My diving stories come from real life experiences. Death By Blue Water had it’s inspiration in a scuba dive on a deep wreck named the Thunderbolt. A plastic bag floated on the current in the the windows of the wheelhouse. In that moment, it looked like a hand waving. At 80 feet. I plotted a rough outline on the ascent line. Death Dive also grew from my diving life. I was asked to review a video of a dive in which a diver disappeared in Belize’s Blue Hole. The body was never recovered. It’s hard to accept you’ve witnessed someone’s last moments. That turned into a story of attempted insurance fraud.
Rob Kelley Like my fellow Maine Crime Writers, I find ideas everywhere. Many of mine come from the news or from strange inspirations that hit me at odd times. My forthcoming novel Raven (High Frequency Press, 2025) has as a central plot device a particular piece of software from the early 1990’s that got its programmer very publicly fired from their job. My next book was very much ripped from the headlines today, a fact that has its own challenges as I’ve written about before, when the the headlines end up getting get ahead of your story!

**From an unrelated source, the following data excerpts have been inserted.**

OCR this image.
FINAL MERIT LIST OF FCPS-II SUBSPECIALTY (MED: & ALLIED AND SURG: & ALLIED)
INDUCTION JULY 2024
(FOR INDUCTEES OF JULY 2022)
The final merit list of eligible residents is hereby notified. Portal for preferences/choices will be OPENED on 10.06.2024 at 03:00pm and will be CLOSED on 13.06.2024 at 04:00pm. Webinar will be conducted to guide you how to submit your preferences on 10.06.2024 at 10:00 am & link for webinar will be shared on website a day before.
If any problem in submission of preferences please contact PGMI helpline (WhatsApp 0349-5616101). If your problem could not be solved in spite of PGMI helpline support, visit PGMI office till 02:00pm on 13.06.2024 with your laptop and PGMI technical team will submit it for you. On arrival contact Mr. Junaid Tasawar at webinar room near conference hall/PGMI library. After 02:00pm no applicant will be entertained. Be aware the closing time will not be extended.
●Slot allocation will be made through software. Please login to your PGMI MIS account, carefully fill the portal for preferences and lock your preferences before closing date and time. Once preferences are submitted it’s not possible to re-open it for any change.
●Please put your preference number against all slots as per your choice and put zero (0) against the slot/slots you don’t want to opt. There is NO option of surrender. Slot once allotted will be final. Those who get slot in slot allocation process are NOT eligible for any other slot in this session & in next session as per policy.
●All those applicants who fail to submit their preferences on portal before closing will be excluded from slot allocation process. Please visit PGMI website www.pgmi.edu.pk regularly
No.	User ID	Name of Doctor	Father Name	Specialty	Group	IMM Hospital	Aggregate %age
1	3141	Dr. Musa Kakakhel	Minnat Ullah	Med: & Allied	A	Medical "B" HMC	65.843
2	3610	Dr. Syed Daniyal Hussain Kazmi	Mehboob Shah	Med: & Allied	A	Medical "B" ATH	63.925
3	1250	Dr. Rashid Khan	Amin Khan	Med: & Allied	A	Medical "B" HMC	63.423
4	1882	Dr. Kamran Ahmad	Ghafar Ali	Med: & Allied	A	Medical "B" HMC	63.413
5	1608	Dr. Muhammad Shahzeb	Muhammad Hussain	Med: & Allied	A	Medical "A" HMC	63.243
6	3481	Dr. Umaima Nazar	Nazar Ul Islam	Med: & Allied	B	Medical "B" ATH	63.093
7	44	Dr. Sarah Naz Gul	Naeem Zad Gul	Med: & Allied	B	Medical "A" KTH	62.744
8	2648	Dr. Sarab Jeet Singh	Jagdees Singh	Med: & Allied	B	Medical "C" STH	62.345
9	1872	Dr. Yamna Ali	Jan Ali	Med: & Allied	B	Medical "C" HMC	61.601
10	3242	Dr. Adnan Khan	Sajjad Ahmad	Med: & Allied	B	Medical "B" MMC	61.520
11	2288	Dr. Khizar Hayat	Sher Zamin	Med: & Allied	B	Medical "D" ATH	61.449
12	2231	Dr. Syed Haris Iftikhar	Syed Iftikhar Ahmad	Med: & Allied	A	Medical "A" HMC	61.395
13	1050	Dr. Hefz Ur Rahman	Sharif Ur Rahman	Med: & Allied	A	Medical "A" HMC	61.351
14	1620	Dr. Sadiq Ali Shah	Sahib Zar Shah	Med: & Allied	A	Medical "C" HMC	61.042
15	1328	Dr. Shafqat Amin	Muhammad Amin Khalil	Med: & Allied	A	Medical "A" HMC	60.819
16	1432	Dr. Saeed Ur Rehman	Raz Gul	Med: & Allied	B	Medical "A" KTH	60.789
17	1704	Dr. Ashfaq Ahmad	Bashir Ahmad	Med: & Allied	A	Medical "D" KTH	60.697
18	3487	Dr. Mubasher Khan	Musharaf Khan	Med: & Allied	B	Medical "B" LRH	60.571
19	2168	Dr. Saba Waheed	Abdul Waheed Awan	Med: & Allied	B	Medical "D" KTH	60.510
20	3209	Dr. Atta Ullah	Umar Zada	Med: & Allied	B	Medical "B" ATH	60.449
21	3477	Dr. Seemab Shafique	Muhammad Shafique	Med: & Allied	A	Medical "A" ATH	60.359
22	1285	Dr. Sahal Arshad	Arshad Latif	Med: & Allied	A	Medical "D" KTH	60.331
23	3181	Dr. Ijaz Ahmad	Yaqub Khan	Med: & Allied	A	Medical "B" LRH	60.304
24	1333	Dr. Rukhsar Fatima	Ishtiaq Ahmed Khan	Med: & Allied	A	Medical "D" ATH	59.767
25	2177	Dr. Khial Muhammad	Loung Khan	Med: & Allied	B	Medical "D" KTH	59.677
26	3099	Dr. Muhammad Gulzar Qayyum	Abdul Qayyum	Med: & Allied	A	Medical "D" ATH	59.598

And like most of my colleagues, I have an idea file that I’ve kept for years. Not a clippings file, per se, but the contemporary version of one, a cloud-based document filled with ideas and website links to news stories or other research sources. Also in that file are weird things that have happened to me or to friends and acquaintances that would make interesting stories (one I haven’t written yet, but absolutely will, will draw on the experience of having to clean out a long-estranged friend’s apartment after his suicide).
And some of the notes in that idea file are just odd phrases that strike me as kernels for a story, like the comment by Frank Figliuzzi in an interview in a recent Crime Reads about his new book on serial killers hiding as long haul truck drivers, Long Haul: Hunting the Highway Serial Killers. When one of the folks he interviewed in the book asked to be identified by an alias, he agreed, since “serial killers tend to be unpleasant.” That line is in my idea file. Not quite sure what that story is going to be about, but it’s dynamite!
Maureen Milliken: At the risk of being repetitive, most writers are sponges. Ideas come from everywhere — an overheard snatch of conversation, something you spot while driving down the street, something you read in the newspaper. Feelings can lead to ideas, too. Frustration at an injustice, watching something play out that could’ve happened a different way — these have been foundations for all of my books in the Bernadette “Bernie” O’Dea mystery series.
A writer’s mind, at least mine, is always saying “What if?” I don’t go through one day where something doesn’t give me an idea. Most days, I have many. My advice to aspiring writers? Be curious. Be observant. Look at the world around you in a different way. The ideas are everywhere, just waiting for you to pick them up.
John Clark: Story ideas are everywhere–pieces of overheard conversations, spotting unique visages on the street, pieces mined from obituaries, dreams, random thoughts, questions that pop into my mind, even things like the plethora of potholes in our street.